Peter Thomas Sidoti: Can you just talk to your inventory levels as well as your need for future financing?

Claudia Goldfarb: So from an inventory perspective, we still have quite a bit of finished goods from last year. The good thing about our inventory is that it has a very long shelf life, and we continue to sell through that inventory. There are 2 SKUs that we are working through at a discount, which are the sweetener geeks and sweet worms. So those 2 were moving through discount channels, but the rest is remaining at regular retail and continues to perform well. In regards to what we’re going to need from a financing perspective, right now, with our current run rate, we’re fine. Once we expand if we want to do further R&D or move into some adjacent categories, then that’s something we’ll evaluate at that time. But for right now, business is stabilized. Sales are in a good spot for where we are. We still need to rightsize our occupancy costs, but we’re actively working through that. And that’s where we are with those things.
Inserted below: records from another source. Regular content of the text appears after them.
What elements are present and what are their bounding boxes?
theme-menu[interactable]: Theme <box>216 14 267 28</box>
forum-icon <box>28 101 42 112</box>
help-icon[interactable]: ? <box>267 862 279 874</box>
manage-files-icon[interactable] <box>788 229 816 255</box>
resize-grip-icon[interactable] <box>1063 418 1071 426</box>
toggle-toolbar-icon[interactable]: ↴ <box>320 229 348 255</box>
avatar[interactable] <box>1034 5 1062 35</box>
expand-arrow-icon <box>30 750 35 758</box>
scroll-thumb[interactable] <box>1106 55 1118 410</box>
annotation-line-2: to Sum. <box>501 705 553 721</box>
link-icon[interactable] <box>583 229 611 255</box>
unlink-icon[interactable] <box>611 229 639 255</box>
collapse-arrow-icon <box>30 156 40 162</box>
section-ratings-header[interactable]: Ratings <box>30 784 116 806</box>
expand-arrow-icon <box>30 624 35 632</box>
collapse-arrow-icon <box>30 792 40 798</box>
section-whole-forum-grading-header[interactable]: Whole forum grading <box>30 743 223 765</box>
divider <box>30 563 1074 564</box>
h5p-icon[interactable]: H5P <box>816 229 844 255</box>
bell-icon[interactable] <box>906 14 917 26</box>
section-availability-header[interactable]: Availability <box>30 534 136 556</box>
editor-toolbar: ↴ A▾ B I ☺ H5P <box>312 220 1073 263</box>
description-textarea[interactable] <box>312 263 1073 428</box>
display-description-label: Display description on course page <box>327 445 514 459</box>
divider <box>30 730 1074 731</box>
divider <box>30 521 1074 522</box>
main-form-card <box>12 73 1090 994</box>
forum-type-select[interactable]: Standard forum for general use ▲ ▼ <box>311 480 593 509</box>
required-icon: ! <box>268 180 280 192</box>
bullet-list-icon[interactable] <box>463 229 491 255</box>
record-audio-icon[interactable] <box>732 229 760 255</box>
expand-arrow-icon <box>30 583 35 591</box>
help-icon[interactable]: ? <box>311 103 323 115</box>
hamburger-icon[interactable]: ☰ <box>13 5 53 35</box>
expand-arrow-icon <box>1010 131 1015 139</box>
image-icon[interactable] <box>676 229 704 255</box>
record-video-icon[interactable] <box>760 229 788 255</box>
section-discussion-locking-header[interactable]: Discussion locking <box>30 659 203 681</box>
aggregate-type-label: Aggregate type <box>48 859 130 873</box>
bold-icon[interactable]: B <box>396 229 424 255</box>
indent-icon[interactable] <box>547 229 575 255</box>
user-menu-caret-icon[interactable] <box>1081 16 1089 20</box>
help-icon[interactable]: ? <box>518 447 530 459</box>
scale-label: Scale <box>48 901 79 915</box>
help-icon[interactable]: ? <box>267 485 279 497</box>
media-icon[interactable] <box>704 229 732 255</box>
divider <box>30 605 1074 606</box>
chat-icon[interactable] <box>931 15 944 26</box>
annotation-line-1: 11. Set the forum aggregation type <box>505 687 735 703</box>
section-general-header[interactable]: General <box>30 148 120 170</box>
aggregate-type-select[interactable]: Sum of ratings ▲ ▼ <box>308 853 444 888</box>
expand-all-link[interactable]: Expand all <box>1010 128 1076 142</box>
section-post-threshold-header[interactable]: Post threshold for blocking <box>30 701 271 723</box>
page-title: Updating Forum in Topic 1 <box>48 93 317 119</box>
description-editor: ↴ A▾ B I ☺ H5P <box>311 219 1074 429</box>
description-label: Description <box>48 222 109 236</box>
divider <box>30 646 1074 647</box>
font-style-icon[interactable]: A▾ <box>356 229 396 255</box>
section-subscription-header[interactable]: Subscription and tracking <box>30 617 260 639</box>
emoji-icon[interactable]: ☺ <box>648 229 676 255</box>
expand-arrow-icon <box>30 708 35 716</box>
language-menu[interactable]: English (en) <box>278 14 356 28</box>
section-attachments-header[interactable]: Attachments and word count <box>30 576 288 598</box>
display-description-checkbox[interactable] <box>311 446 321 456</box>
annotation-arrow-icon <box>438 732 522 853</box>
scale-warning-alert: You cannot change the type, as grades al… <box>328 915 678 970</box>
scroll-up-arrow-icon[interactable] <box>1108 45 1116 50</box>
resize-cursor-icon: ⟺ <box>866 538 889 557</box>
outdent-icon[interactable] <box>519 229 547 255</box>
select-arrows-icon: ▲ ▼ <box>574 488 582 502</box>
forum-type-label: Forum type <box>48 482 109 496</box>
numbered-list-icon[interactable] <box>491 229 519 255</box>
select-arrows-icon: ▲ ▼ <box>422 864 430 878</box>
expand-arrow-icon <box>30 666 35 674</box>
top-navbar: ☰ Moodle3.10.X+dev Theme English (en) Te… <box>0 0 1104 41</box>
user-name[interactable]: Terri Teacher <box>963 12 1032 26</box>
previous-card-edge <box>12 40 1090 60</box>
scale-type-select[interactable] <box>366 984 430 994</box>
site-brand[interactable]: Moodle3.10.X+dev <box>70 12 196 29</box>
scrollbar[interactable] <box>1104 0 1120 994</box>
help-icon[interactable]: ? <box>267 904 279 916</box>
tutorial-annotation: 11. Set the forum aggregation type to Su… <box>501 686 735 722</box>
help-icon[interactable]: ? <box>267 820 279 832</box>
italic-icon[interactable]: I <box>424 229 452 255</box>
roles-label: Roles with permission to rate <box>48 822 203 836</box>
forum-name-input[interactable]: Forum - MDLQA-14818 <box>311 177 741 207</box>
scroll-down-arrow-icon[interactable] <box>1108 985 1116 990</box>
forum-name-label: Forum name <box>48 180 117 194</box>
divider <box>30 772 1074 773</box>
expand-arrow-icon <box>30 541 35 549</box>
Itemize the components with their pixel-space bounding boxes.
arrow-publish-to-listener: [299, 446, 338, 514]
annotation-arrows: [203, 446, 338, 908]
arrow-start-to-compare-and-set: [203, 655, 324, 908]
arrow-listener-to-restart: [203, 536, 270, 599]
Peter Thomas Sidoti: How long until your cash flow breakeven at this point, do you think?

Claudia Goldfarb: That’s a good question. I would say before the end of the year, but we’re making really good progress right now. So from a cash perspective. And Donna, you can speak a little bit to this if you’d like. We’re holding steady where we are right now.

Donna Guy: Yes, I would agree.

Operator: [Operator Instructions] Okay. And I am showing there are no further questions in the queue at this time. So I will turn the call back over to Claudia for closing remarks.

Claudia Goldfarb: Thank you, everybody, for joining us today. We feel very positive about the steps that we’ve taken thus far and where we’re going to keep going from here. So I appreciate the time, and have a great day, everyone.

Operator: This does conclude today’s conference call. Thank you for participating, and you may now disconnect.